A questão dos alimentos alterados pela engenharia genética é delicada. Um dos argumentos em seu favor é que, ao inserir num alimento um gene resistente a determinada praga, reduz-se a aplicação de agrotóxicos. Os ambientalistas alardeiam, com razão, que os transgênicos podem provocar alergias e dar origem a plantas resistentes a remédios, como acontece com os vírus da gripe. Por isso, a necessidade de uma bateria de testes antes da aprovação para consumo.

No mês passado, a Justiça concedeu liminar que suspende o plantio de organismos geneticamente modificados com características de agrotóxicos. A intenção era impedir a plantação de uma modalidade de soja e de milho que carregam genes resistentes a defensivos agrícolas das empresas Monsanto e Novartis.

À luz da ciência, nem todos os produtos alterados são nocivos ao homem. A mudança genética permite criar alimentos com maior poder nutritivo ou com elementos naturais capazes de resistir a doenças. Desde 1999, a Embrapa trabalha na produção de um mamão resistente ao vírus da mancha anelar, transmitido por insetos como a cigarrinha e a mosca branca, que causa necrose em forma de anel no fruto. “Ao contrário das doenças causadas por fungos e bactérias, que são banidas com o uso preventivo de agrotóxicos, quando um vírus ataca a plantação, a única saída é arrancar tudo”, diz o engenheiro agrônomo Francisco Aragão, da Embrapa.

A mesma mosca branca, praga típica da soja, também é a vilã das plantações de feijão. “Basta uma picada para a planta morrer”, diz Aragão, que lidera a pesquisa do feijoeiro-inseticida. Ele traz embutido um gene do vírus e reage como se fosse uma vacina, evitando a multiplicação da doença. Técnica parecida foi aplicada na batata resistente ao vírus do mal conhecido como mosaico da batata, que reduz o tubérculo a 20% do seu tamanho normal. A batata, o mamão e o feijão resistentes a vírus já foram plantados em estufa e aguardam o abrandamento da legislação brasileira para ser testados no campo.

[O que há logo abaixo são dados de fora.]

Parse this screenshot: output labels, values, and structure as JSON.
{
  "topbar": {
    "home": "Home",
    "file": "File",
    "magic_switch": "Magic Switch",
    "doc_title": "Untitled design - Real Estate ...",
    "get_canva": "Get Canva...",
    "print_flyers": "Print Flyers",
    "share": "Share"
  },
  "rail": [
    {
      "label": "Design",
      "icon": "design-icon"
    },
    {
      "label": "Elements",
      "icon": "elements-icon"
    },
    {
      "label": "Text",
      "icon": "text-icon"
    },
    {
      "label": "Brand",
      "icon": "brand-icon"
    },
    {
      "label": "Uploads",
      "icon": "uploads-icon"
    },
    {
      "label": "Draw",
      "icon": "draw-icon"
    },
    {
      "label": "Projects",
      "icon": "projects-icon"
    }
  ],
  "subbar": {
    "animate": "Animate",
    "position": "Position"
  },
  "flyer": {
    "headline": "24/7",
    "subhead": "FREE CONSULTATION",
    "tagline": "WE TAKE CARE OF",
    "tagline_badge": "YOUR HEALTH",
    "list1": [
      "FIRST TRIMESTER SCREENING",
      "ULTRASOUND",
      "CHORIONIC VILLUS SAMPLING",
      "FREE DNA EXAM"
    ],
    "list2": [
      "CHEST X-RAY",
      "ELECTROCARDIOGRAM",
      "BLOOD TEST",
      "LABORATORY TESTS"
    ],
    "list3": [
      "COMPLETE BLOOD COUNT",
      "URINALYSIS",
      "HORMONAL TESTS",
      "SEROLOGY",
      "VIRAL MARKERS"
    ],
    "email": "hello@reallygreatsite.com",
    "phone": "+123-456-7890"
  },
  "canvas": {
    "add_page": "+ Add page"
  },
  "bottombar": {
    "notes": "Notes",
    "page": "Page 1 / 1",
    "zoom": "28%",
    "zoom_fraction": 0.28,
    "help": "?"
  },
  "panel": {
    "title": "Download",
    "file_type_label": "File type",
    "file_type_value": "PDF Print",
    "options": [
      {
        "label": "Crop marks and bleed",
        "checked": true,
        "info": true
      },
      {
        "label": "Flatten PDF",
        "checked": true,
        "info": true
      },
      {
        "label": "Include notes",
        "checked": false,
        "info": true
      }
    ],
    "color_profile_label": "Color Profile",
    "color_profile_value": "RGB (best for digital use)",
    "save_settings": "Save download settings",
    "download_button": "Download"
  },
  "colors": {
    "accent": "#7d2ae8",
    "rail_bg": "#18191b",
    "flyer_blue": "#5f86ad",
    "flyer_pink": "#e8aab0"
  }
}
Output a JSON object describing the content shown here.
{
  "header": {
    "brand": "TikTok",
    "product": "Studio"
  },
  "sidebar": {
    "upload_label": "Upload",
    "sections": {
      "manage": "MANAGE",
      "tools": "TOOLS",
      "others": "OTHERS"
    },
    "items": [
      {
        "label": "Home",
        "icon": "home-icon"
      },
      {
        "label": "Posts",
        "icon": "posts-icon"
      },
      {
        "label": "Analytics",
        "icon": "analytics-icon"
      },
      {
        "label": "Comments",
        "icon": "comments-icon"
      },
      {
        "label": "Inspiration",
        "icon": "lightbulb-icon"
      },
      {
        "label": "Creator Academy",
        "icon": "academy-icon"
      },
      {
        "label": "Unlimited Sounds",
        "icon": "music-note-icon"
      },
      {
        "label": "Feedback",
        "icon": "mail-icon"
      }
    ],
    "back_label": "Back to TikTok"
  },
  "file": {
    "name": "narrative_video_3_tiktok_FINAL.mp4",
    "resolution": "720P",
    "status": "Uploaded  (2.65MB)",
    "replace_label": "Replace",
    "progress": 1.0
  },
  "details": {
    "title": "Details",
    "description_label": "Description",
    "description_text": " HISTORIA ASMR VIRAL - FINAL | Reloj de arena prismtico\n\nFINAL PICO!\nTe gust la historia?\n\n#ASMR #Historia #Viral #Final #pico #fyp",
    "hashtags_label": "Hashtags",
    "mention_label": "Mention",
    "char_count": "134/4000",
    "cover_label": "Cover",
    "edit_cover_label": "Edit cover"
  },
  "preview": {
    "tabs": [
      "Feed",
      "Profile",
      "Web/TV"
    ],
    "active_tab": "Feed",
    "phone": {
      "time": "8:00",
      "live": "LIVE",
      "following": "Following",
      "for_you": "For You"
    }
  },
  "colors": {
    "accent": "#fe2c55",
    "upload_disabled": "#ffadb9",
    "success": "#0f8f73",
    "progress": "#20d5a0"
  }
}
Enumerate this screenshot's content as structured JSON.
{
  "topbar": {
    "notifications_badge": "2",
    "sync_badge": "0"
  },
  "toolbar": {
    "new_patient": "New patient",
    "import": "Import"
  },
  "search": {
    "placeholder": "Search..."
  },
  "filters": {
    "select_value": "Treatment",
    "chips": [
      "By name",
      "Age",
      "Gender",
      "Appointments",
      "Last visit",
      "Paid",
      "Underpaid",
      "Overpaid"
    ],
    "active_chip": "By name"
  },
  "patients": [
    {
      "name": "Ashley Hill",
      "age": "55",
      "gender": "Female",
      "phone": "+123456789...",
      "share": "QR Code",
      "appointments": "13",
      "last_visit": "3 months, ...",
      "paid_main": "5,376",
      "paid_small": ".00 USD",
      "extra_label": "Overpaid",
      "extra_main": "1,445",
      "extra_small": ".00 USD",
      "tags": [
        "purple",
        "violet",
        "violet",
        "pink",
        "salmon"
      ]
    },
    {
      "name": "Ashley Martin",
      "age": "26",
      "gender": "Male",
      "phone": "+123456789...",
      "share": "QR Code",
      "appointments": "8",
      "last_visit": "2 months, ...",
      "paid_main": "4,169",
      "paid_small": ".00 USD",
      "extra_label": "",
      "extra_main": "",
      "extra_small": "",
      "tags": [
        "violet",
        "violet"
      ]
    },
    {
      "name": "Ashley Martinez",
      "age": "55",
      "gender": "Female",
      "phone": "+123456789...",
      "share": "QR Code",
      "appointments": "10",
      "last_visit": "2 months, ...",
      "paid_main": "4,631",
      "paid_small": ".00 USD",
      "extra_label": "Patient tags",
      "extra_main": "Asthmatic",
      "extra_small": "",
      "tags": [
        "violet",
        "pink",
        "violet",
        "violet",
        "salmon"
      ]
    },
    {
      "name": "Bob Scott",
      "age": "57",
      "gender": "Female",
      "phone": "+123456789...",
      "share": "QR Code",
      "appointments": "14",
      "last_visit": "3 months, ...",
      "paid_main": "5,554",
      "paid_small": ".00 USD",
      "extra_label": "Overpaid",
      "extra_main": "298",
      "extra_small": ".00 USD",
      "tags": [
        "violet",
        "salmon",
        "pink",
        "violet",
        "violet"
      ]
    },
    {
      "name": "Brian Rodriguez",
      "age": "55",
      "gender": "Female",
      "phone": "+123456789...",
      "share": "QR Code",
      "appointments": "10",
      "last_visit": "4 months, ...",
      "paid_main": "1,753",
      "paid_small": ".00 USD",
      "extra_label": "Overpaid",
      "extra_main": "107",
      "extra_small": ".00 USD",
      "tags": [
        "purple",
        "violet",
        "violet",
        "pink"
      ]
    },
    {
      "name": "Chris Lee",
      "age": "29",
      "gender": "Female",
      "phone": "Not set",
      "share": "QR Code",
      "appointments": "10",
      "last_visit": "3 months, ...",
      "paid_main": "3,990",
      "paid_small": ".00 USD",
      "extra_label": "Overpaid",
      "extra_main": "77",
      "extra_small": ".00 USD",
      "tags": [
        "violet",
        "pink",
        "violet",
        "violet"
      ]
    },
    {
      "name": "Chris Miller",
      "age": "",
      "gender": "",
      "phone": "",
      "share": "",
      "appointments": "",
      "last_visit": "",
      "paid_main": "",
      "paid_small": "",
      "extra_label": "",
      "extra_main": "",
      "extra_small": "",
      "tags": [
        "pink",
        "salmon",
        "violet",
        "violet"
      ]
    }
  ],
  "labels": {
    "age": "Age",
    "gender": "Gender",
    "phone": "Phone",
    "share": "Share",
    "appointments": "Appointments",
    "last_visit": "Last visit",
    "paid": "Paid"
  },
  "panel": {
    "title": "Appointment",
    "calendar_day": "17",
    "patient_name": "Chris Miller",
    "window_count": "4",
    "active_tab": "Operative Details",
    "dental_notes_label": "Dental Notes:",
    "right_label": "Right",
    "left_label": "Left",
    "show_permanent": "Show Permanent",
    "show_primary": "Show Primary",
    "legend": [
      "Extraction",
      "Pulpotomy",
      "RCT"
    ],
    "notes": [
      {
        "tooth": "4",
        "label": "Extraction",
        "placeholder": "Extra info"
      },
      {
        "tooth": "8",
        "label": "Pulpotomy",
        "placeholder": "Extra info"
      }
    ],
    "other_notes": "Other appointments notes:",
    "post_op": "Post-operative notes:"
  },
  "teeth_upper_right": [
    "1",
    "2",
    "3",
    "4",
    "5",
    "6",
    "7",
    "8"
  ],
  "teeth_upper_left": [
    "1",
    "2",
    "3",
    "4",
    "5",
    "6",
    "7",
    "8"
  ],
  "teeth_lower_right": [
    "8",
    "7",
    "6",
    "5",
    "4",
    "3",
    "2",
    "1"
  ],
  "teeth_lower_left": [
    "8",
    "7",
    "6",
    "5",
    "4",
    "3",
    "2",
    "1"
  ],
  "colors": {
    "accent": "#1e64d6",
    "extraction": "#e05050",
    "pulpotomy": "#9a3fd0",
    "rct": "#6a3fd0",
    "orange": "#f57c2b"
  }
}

O problema está na invasão silenciosa. “Desde 1996, mais de um bilhão de pessoas consumiram soja transgênica, plantada na China, no Canadá, nos Estados Unidos, na Austrália, na Argentina e no Japão”, explica a geneticista Maria Irene Baggio Fernandes, uma das palestrantes do IV Encontro Latino-Americano de Biotecnologia Vegetal, que acontece entre 4 e 8 de junho em Goiânia. A ameaça está na fronteira: cerca de 80% da soja e 70% do milho produzidos e exportados pela Argentina são transgênicos. Como os produtos não trazem no rótulo a informação de que foram modificados, o consumidor não tem noção do que leva ao estômago. A preocupação de toda novidade científica está justamente nos danos potenciais. Levá-los em conta é a única alternativa para progredir com segurança e responsabilidade.